Un aborto realizado a las 32 semanas de gestación en la ciudad de San Francisco, Córdoba, volvió a encender una profunda alarma social, moral y legal. La intervención fue autorizada bajo el amparo de la ley 27.610, que permite la interrupción del embarazo en casos de violación o riesgo para la salud integral de la madre, incluso más allá del límite habitual de las 14 semanas. Sin embargo, con el correr de los días, la causa judicial tomó un giro tan inesperado como doloroso: una prueba de ADN descartó el vínculo biológico entre el hombre denunciado por abuso y el bebé por nacer. El aborto ya había sido practicado. Demasiado tarde.

La mujer había señalado a un presunto agresor ante el equipo médico, y esa sola declaración activó el protocolo legal vigente. Según la normativa, no se requiere una denuncia penal, solo una declaración jurada para proceder. Y así fue. En abril, en el Hospital Iturraspe, se interrumpió un embarazo de más de ocho meses, en una etapa donde la medicina reconoce la viabilidad fetal con alta probabilidad de vida fuera del útero.
Ahora, la justicia debe esclarecer no solo si hubo o no abuso sexual, sino también si la declaración fue genuina, si hubo presión externa, o si –como sugieren algunos informes– la mujer atravesaba una condición psicológica severa que afectaba su percepción de la realidad. De confirmarse esta última hipótesis, la pregunta que surge es aún más alarmante: ¿quién protegió a esta mujer? ¿Y quién protegió al bebé?

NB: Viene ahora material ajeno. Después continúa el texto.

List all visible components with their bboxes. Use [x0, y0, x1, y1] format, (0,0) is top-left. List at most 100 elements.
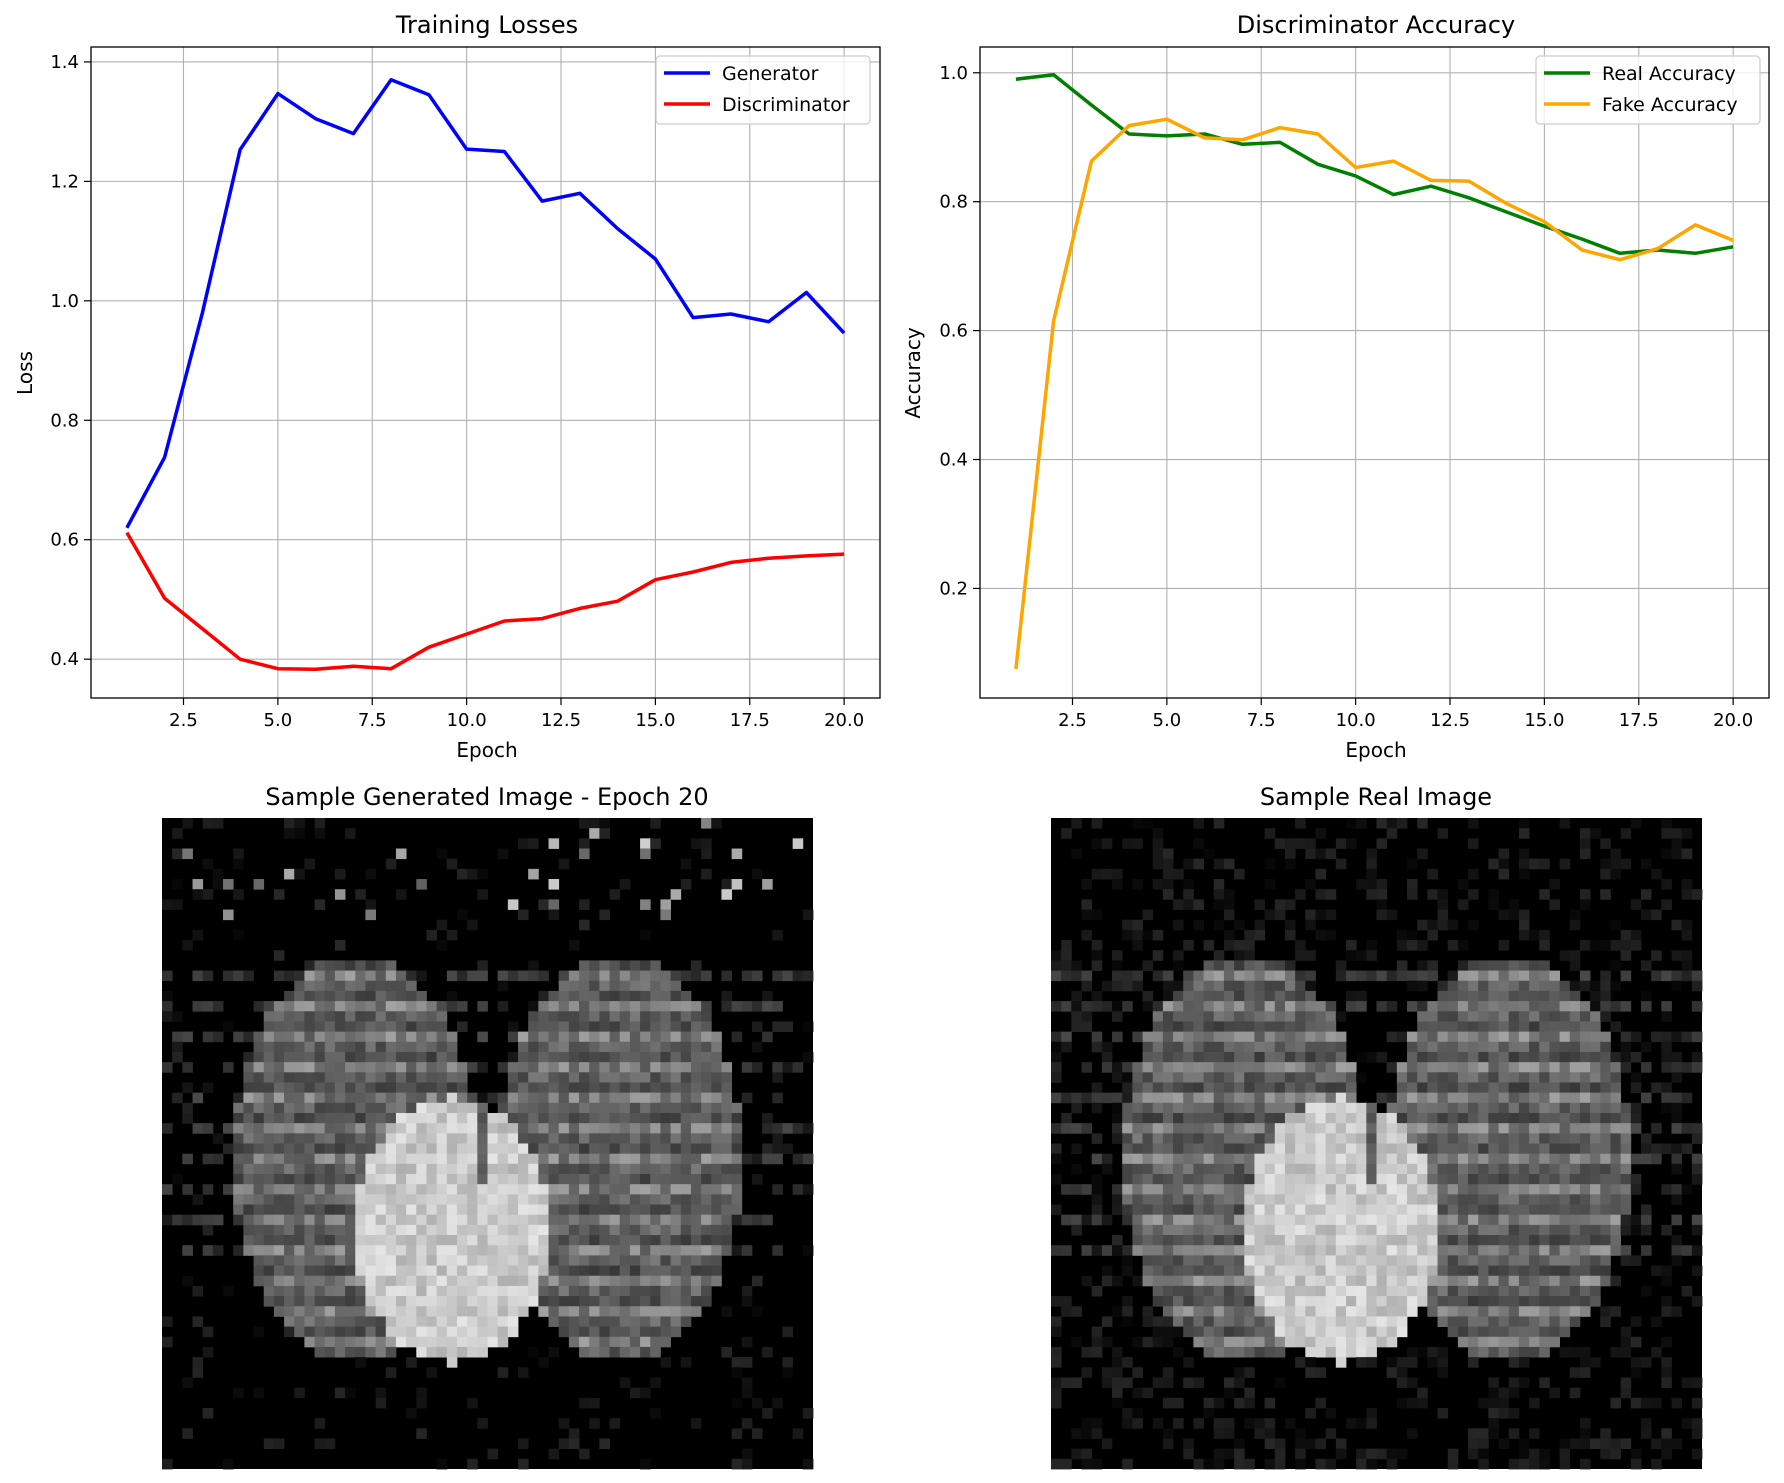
image-pixel	[721, 1153, 733, 1165]
image-pixel	[1193, 1062, 1204, 1073]
image-pixel	[1518, 1285, 1530, 1297]
image-pixel	[497, 970, 509, 982]
image-pixel	[1213, 1245, 1225, 1256]
image-pixel	[701, 1194, 712, 1205]
image-pixel	[701, 1275, 712, 1287]
image-pixel	[1152, 929, 1164, 941]
image-pixel	[314, 1326, 326, 1338]
image-pixel	[670, 1001, 682, 1012]
image-pixel	[1274, 1275, 1286, 1287]
image-pixel	[650, 1326, 661, 1338]
image-pixel	[680, 970, 692, 982]
image-pixel	[579, 848, 590, 860]
image-pixel	[1305, 838, 1316, 849]
image-pixel	[446, 1031, 458, 1043]
image-pixel	[1518, 1031, 1530, 1043]
image-pixel	[395, 1133, 407, 1144]
image-pixel	[1600, 1316, 1611, 1327]
image-pixel	[538, 1072, 549, 1083]
image-pixel	[1539, 1448, 1550, 1460]
image-pixel	[385, 970, 397, 982]
image-pixel	[802, 1021, 814, 1033]
image-pixel	[1630, 1123, 1642, 1134]
image-pixel	[629, 1275, 641, 1287]
x-tick-label: 7.5	[358, 710, 387, 731]
image-pixel	[1335, 1112, 1347, 1124]
image-pixel	[1152, 1204, 1164, 1216]
image-pixel	[1691, 1133, 1703, 1144]
image-pixel	[1478, 970, 1489, 982]
image-pixel	[1122, 838, 1133, 849]
image-pixel	[446, 1316, 458, 1327]
image-pixel	[1061, 970, 1072, 982]
image-pixel	[1529, 1041, 1540, 1053]
image-pixel	[1590, 940, 1601, 951]
image-pixel	[1518, 909, 1530, 921]
image-pixel	[334, 889, 346, 900]
image-pixel	[650, 1275, 661, 1287]
image-pixel	[1376, 909, 1388, 921]
image-pixel	[426, 1011, 438, 1022]
image-pixel	[182, 1428, 193, 1439]
image-pixel	[1569, 1316, 1581, 1327]
image-pixel	[406, 1275, 417, 1287]
image-pixel	[406, 970, 417, 982]
image-pixel	[1386, 1285, 1398, 1297]
image-pixel	[1244, 1326, 1255, 1338]
image-pixel	[1508, 1235, 1520, 1246]
image-pixel	[609, 1072, 621, 1083]
image-pixel	[1051, 1123, 1062, 1134]
image-pixel	[1600, 980, 1611, 992]
image-pixel	[1468, 1163, 1479, 1175]
image-pixel	[1671, 1194, 1683, 1205]
image-pixel	[1407, 1062, 1418, 1073]
image-pixel	[518, 1285, 529, 1297]
image-pixel	[324, 1092, 336, 1104]
image-pixel	[1427, 1153, 1438, 1165]
image-pixel	[1366, 1275, 1377, 1287]
image-pixel	[1620, 1001, 1632, 1012]
image-pixel	[416, 1336, 427, 1348]
image-pixel	[599, 1153, 610, 1165]
image-pixel	[294, 1326, 305, 1338]
image-pixel	[548, 1041, 560, 1053]
image-pixel	[1539, 929, 1550, 941]
image-pixel	[507, 1062, 519, 1073]
image-pixel	[1376, 1123, 1388, 1134]
image-pixel	[528, 1051, 539, 1063]
image-pixel	[629, 1163, 641, 1175]
image-pixel	[1356, 1285, 1367, 1297]
image-pixel	[660, 1133, 671, 1144]
image-pixel	[395, 848, 407, 860]
image-pixel	[1417, 1153, 1428, 1165]
image-pixel	[1213, 1214, 1225, 1226]
image-pixel	[1498, 1153, 1510, 1165]
image-pixel	[711, 1041, 722, 1053]
image-pixel	[701, 818, 712, 829]
image-pixel	[629, 1326, 641, 1338]
image-pixel	[640, 1204, 651, 1216]
image-pixel	[507, 1235, 519, 1246]
image-pixel	[1315, 1316, 1327, 1327]
image-pixel	[619, 1143, 631, 1155]
image-pixel	[1630, 1112, 1642, 1124]
image-pixel	[629, 1235, 641, 1246]
image-pixel	[1407, 1245, 1418, 1256]
image-pixel	[518, 1174, 529, 1185]
image-pixel	[456, 1062, 468, 1073]
image-pixel	[1661, 1082, 1672, 1094]
image-pixel	[1325, 1296, 1337, 1307]
image-pixel	[1305, 1438, 1316, 1450]
image-pixel	[1244, 1458, 1255, 1470]
image-pixel	[1213, 1224, 1225, 1236]
image-pixel	[548, 1214, 560, 1226]
image-pixel	[741, 1448, 753, 1460]
image-pixel	[1376, 1092, 1388, 1104]
image-pixel	[212, 1031, 224, 1043]
image-pixel	[1549, 1092, 1560, 1104]
image-pixel	[1549, 1184, 1560, 1195]
image-pixel	[518, 1245, 529, 1256]
image-pixel	[1356, 1326, 1367, 1338]
image-pixel	[1610, 1123, 1622, 1134]
image-pixel	[324, 1184, 336, 1195]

Desde el Obispado de San Francisco, monseñor Sergio Buenanueva expresó su conmoción ante el hecho y recordó que “toda vida vale”. Su mensaje fue compartido por profesionales y ciudadanos que consideran que lo ocurrido no solo fue éticamente inaceptable, sino además innecesario. ¿Podía haberse evitado este desenlace? La respuesta, por más dolorosa que sea, parece ser que sí.
El bebé abortado –de aproximadamente 1.700 gramos y en pleno desarrollo final– no solo tenía altas probabilidades de sobrevivir, sino que representaba una vida humana en toda su plenitud. La legalidad de la práctica no borra su dimensión trágica. La ciencia ha avanzado lo suficiente como para confirmar que, a esa altura del embarazo, hablamos de un ser humano completo, capaz de sentir dolor, de responder a estímulos y de haber nacido con apoyo médico adecuado.

Mientras la causa judicial avanza y el hombre acusado busca su sobreseimiento, la mujer permanece bajo tratamiento. Los profesionales de salud que participaron serán citados para declarar. Algunos de ellos invocaron objeción de conciencia, lo que derivó en la intervención de un equipo específico. Pero, más allá de los procedimientos cumplidos, queda una pregunta fundamental: ¿qué pasa cuando el sistema falla, cuando una vida se pierde por una sospecha no confirmada?
Este caso refleja con crudeza el límite más difuso de la ley: aquel donde se cruzan el dolor, la sospecha, la salud mental y la vida de un niño por nacer. Para quienes defendemos la vida desde la concepción, lo ocurrido no puede ser un simple “caso judicial”. Es una tragedia humana, institucional y moral que nos interpela como sociedad.
Porque cuando una ley permite abortar a un bebé de ocho meses sin certezas judiciales, sin acompañamiento psicológico profundo, y sin agotar las posibilidades de proteger ambas vidas, no estamos frente a un derecho, sino frente a una profunda injusticia.